It started in elementary school, continue in junior high, and cemented itself as a tradition in high school. I knew it was coming, but didn’t know where or with who. I remember an elf, a leprechaun, Santa Clause, a gorilla, a pioneer, and Tinkerbell. This year it was Mr. and Mrs. Claus with an elf. The annual birthday costume surprise.
Two of my classes had the opportunity to see behind the “teacher curtain” this past week. It wasn’t by choice, but I welcomed the fun and visits from my wife, kids, brother, sister, and mother.
It was an authentic moment. I was surprised.

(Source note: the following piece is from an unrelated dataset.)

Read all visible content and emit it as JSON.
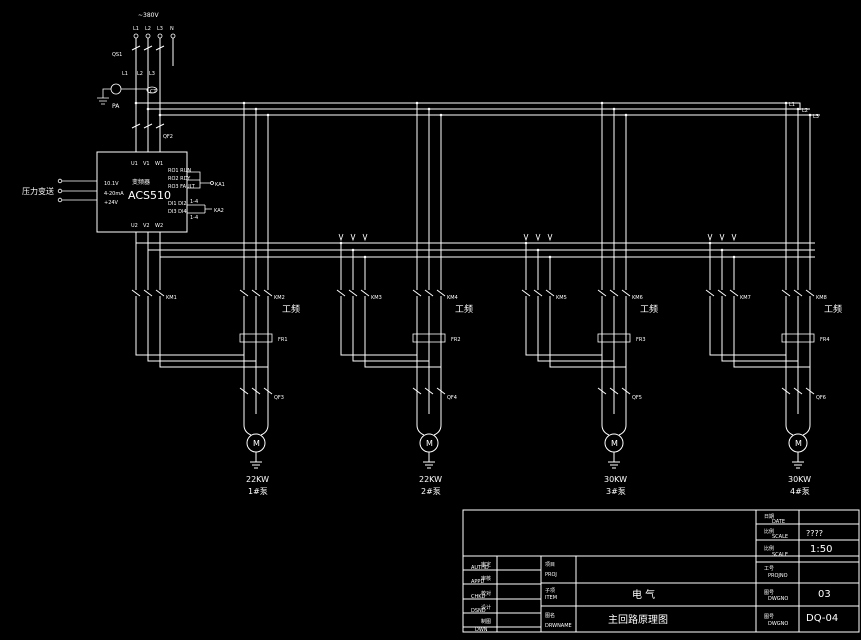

My mom, along with my two older siblings came to the school to surprise me on my birthday. They were dressed in Christmas costumes (see above). My brother told the story of me being the mascot in high school, and each of them shared their thoughts on F-451. They passed out candy and left shortly after. The entire visit lasted about ten minutes, but will live as a memory for me and my students for the rest of our lives.

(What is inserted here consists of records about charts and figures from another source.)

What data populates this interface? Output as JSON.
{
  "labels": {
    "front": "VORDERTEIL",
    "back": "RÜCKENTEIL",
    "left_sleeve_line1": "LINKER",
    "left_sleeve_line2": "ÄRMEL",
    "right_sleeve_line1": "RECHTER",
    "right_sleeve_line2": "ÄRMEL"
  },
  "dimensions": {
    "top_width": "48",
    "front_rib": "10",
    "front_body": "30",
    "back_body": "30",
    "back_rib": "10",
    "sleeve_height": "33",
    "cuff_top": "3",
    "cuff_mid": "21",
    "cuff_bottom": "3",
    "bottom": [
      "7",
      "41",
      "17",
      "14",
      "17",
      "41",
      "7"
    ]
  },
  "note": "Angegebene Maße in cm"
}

Ten or twenty years from now a student will approach me in the mall, or at a Jazz game and tell me about the time when my family came to the school and surprised me for my birthday. They will not tell me about how much they appreciate the fact that I taught them MLA and APA format. I am not saying that we throw academics out the window, but suggest that we open the curtains every once in a while and share ourselves with our students.

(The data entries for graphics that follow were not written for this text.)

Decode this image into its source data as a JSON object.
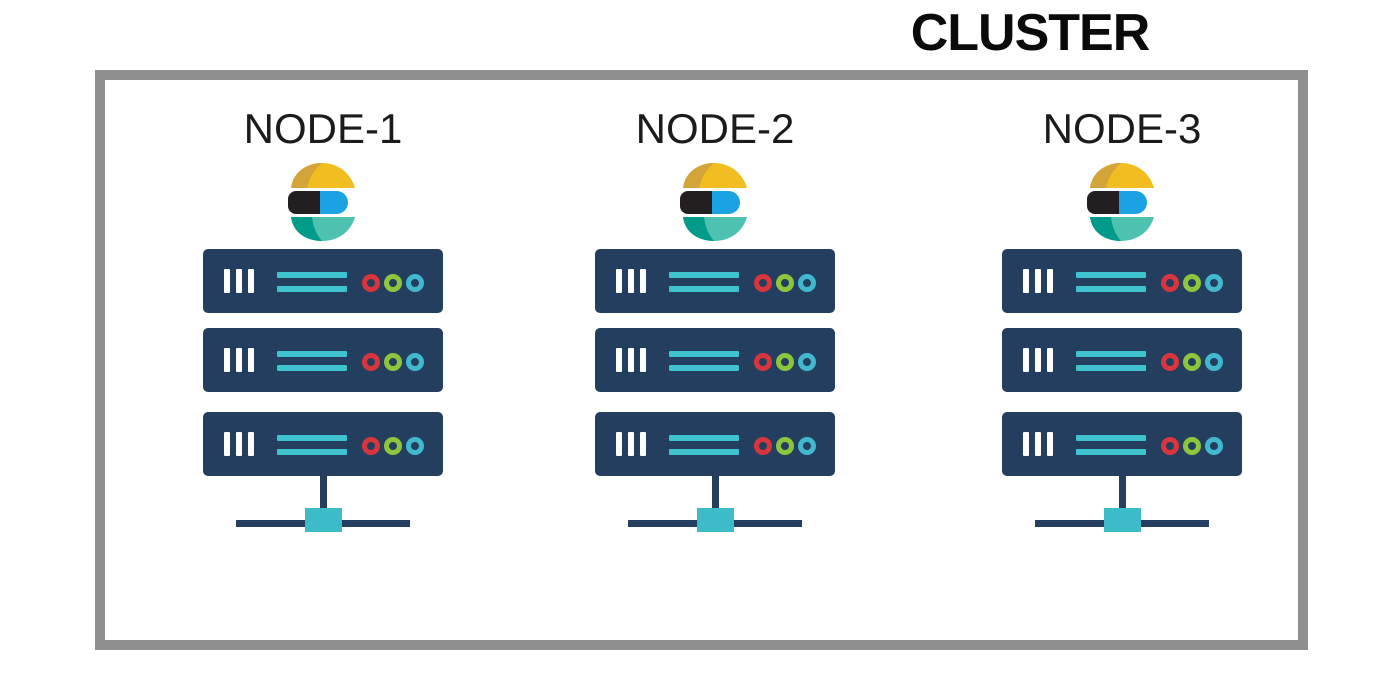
{
  "title": "CLUSTER",
  "nodes": [
    {
      "label": "NODE-1",
      "logo": "elasticsearch-logo-icon",
      "rack_count": 3
    },
    {
      "label": "NODE-2",
      "logo": "elasticsearch-logo-icon",
      "rack_count": 3
    },
    {
      "label": "NODE-3",
      "logo": "elasticsearch-logo-icon",
      "rack_count": 3
    }
  ],
  "icons": {
    "node_logo": "elasticsearch-logo-icon",
    "server": "server-rack-icon",
    "network_switch": "network-switch-icon",
    "leds": [
      "led-red-icon",
      "led-green-icon",
      "led-cyan-icon"
    ]
  },
  "colors": {
    "frame_gray": "#8F8F8F",
    "rack_navy": "#243E5F",
    "vent_cyan": "#3FC3CE",
    "switch_cyan": "#3CBCC8",
    "led_red": "#D8363C",
    "led_green": "#8CC63D",
    "led_cyan": "#41B8CE",
    "logo_yellow": "#F0BE20",
    "logo_gold": "#D2A43A",
    "logo_black": "#231F20",
    "logo_blue": "#1BA2E2",
    "logo_teal_dark": "#019B8A",
    "logo_teal_light": "#4DC2B0",
    "title_black": "#0A0A0A"
  }
}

I feel as teachers that we are so focused on all of the other things (which I won’t list here) that we forget to let the kids know and see that we are real people. It is like we are actors on a stage and our “real” life is what happens backstage or behind the curtains. Fourteen and fifteen-year-olds value this authenticity. They value the glimpse behind the curtain. It helps build trust in their teachers. I know this because they tell me this.